Lack of transparency

These large publishers are not transparent about their costs and revenues. This is a thorny issue, says Darco Jansen, policy officer for open access at Universities of The Netherlands (UNL). “Research funders all over the world, including the Dutch Research Council, have been calling for more clarity for years.” They have joined forces in the collaborative venture Coalitions.

The actual content of a scientific publication is, of course, provided by the researchers. Jansen: “But everything else isn’t. So we want to know exactly how much money goes into reviewing, editing, formatting and promoting a publication. Publishers are currently unable or unwilling to provide this level of insight into their books.”


According to the UNL policy officer, criticism has been mounting in the European academic community in recent years. “The fact that publishers like Elsevier are now part of an even bigger company like RELX, which is driven by shareholders and profit maximisation, is controversial. Is it still appropriate for us to spend public money on their products? Are the prices they charge fair? There’s a lot of debate about that.”

Jeroen Sondervan, policy officer at the Dutch Research Council, agrees. “Prices continue to rise, and we keep hearing about higher and higher profits. Being dependent on parties like that just isn’t tenable.”

43 million

According to Follow the Money, universities spend a total of 62 million euros a year on open access. But this does not tell the whole story, explains Darco Jansen of UNL. “Universities spend about 43 million euros, and the rest comes from other research institutions.” Part of that money is still being spent on regular reader subscriptions. “Universities have been spending about the same amount every year on scientific publications and open access for a long time.”

Diamond route

One option currently being explored to reduce dependence on for-profit publishers is the diamond route, whereby the academic community is attempting to take on the role of publisher itself. “This approach is popular all over Europe”, explains Jansen. “But the question is whether it’s really going to be any cheaper. Because we don’t have the capacity and scale for that at the moment. We’re probably quite a few years away from this being a real alternative.”

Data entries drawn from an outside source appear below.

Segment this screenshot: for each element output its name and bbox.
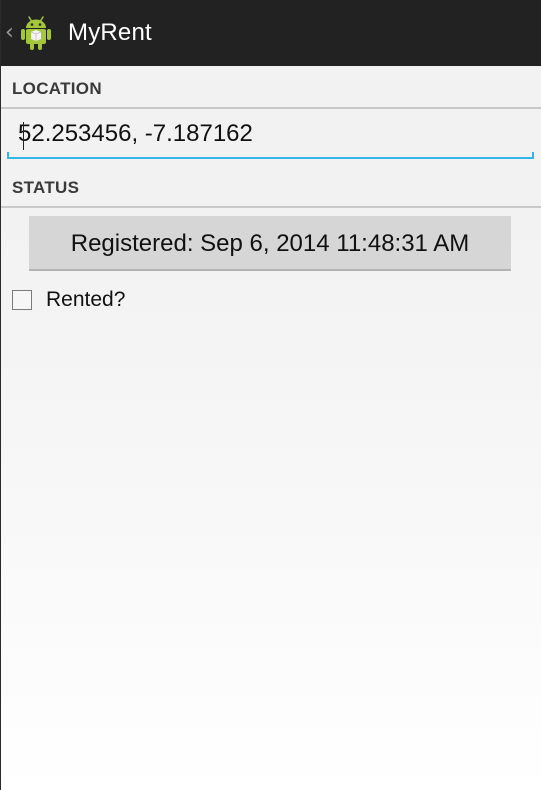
app-title: MyRent	[68, 19, 152, 46]
rented-checkbox[interactable]	[12, 290, 32, 310]
android-robot-icon	[21, 16, 51, 50]
rental-detail-screen: ‹ MyRent LOCATION 52.253456, -7.187162 S…	[0, 0, 541, 790]
underline-right-tick	[532, 152, 534, 159]
location-input-underline	[7, 157, 534, 159]
location-field-wrapper	[7, 112, 534, 159]
rented-checkbox-row[interactable]: Rented?	[12, 287, 125, 313]
location-section-header: LOCATION	[1, 66, 541, 109]
registered-date-button[interactable]: Registered: Sep 6, 2014 11:48:31 AM	[29, 216, 511, 271]
chevron-left-icon: ‹	[5, 20, 14, 45]
underline-left-tick	[7, 152, 9, 159]
status-section-header: STATUS	[1, 166, 541, 208]
location-input[interactable]	[7, 112, 534, 156]
text-cursor	[23, 122, 24, 150]
action-bar: ‹ MyRent	[1, 0, 541, 66]
rented-checkbox-label[interactable]: Rented?	[46, 288, 125, 312]
up-navigation-button[interactable]: ‹	[1, 0, 59, 66]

A different publishing system also calls for a different perspective on how research is valued, says Sondervan (Dutch Research Council). “The Journal Impact Factor – the points system we use to rate journals – is used by large publishers to justify their exclusivity, monopoly positions and high costs. This should be given less weight.”

The publishing process also needs to be overhauled, argues the policy officer: “The traditional tasks that are now often the sole preserve of a journal could, for example, be carried out by scientists working together. This would give researchers and institutions more autonomy.”

This may not be easy, he continues. “Three years ago, the Dutch Research Council awarded a start-up grant to, a diamond open-access publishing platform. So far, 31 journals have signed up, so they now publish on an independent platform. That’s fantastic, but they have to build their own network and do their own distribution and marketing. They can’t benefit from a publisher’s existing infrastructure. There’s still a lot of work to be done.”

Pros and cons

In a recently published proposal, COAlition S sets out ways in which the academic community should take on a bigger role in open-access publishing. They hope that responses to an online questionnaire, which will be online until the end of November, will give them a clearer picture of what scientists expect from open access in the near future.

We need to weigh up the pros and cons, concludes Jansen. “Firstly, we need clarity from publishers to assess whether they are charging fair prices for their services. And if we don’t want to pay those prices, we then need to prove that we can do it ourselves at a lower cost. Until that happens, we won’t be able to make an informed decision.”